What is already quite evident that regardless of who will be in the Kremlin and regardless of how much good will and self-sacrifice the Russians will have, Russia simply does not have the means to salvage the Ukraine. It just ain’t happening. Furthermore, polls show that most Russians are categorically opposed to a full reintegration of the entire Ukraine into Russia. Who could blame them? They are not only acutely aware that the Ukraine has turned into one bloody hell of a mess, but that an entire generation of Ukrainians has now been terminally brainwashed with russophobic hatred. And, frankly, Russia has no use for Nazis of any kind, even if they are fellow Slavs or even if they are basically the very same nation as the Russian one.

So even if tomorrow Petro Poroshenko and his gang decided to invite the Russians to come in an fix this bloody mess, the Russians would decline (so much for the warnings about a Russian invasion!). Oh sure, there are a lot of Ukrainians who kid themselves and think that “the Russians will come and fix this”, but this is a pipe-dream: the Russians ain’t coming. At most, Russia will let the DNR/LNR get back the territories which belonged to their regions and Mariupol might be liberated. But that’s about it. And even if by some miracle the Novorussian tanks end up in Kiev, I don’t see them staying there for very long because the Kremlin fully understands that if they grab it, they own it and they have to fix it.
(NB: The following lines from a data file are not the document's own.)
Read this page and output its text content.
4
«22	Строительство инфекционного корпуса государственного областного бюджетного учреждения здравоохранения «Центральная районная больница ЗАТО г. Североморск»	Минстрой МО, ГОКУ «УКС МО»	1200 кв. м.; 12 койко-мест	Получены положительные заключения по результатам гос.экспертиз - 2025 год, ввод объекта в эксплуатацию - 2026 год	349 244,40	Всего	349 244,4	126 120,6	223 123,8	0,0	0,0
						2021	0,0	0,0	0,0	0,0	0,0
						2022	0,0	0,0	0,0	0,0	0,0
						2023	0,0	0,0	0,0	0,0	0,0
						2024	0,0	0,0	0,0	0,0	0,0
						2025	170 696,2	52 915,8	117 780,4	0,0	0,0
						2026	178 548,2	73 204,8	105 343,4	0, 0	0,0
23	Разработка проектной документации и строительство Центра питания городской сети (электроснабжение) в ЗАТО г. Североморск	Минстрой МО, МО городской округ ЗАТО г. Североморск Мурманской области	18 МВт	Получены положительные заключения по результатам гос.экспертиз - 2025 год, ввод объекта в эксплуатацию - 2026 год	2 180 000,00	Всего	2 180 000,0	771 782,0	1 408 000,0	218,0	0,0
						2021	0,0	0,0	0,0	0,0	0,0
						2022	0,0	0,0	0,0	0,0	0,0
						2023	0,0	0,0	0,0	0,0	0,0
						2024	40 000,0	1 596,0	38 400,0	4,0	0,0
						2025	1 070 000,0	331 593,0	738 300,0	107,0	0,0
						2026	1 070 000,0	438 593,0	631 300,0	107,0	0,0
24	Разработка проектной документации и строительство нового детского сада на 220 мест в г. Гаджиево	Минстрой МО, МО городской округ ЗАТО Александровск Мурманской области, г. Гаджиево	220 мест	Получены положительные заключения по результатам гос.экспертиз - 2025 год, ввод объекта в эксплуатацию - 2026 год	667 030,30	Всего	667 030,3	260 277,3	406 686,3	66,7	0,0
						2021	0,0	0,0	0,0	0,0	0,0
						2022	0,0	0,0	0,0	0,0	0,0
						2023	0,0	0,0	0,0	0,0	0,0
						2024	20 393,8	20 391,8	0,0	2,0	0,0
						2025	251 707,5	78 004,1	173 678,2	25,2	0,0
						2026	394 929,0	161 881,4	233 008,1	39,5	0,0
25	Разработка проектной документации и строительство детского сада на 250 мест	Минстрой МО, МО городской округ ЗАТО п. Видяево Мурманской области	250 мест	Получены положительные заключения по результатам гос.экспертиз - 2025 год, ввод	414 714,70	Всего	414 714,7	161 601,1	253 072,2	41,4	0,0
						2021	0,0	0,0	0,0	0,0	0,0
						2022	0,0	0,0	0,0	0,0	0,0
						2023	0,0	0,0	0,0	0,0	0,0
Eventually Russia will, of course, simply be forced absorb the Donbass and make it a part of Russia, mostly because there is no way the Donbass will ever go back to the Ukraine again, but even this process will take time.

So, why is the Obama administration beating the drum about a Russian invasion of a) Ukraine, b) the Baltic States, and c) Western Europe? Because the USA is doing what it has often done before, attempting to cover its own aggressive actions by portraying them as necessary defensive ones.

However, the fact that it is US troops that occupy dozens of other countries, and that it was the US that overthrew the elected Ukrainian government makes it very clear that while the Russians are not the good guys, the US, and to a lesser extent the EU, are the bad guys of the scenario.

And believe me, none of this has escaped the attention of the people of both Eastern and Western Europe. Putin and the Russians may not be on their side, but unlike the USA and the EU, they are not actively encouraging and enabling the one-million-strong invasion of Europe by warriors of Islam.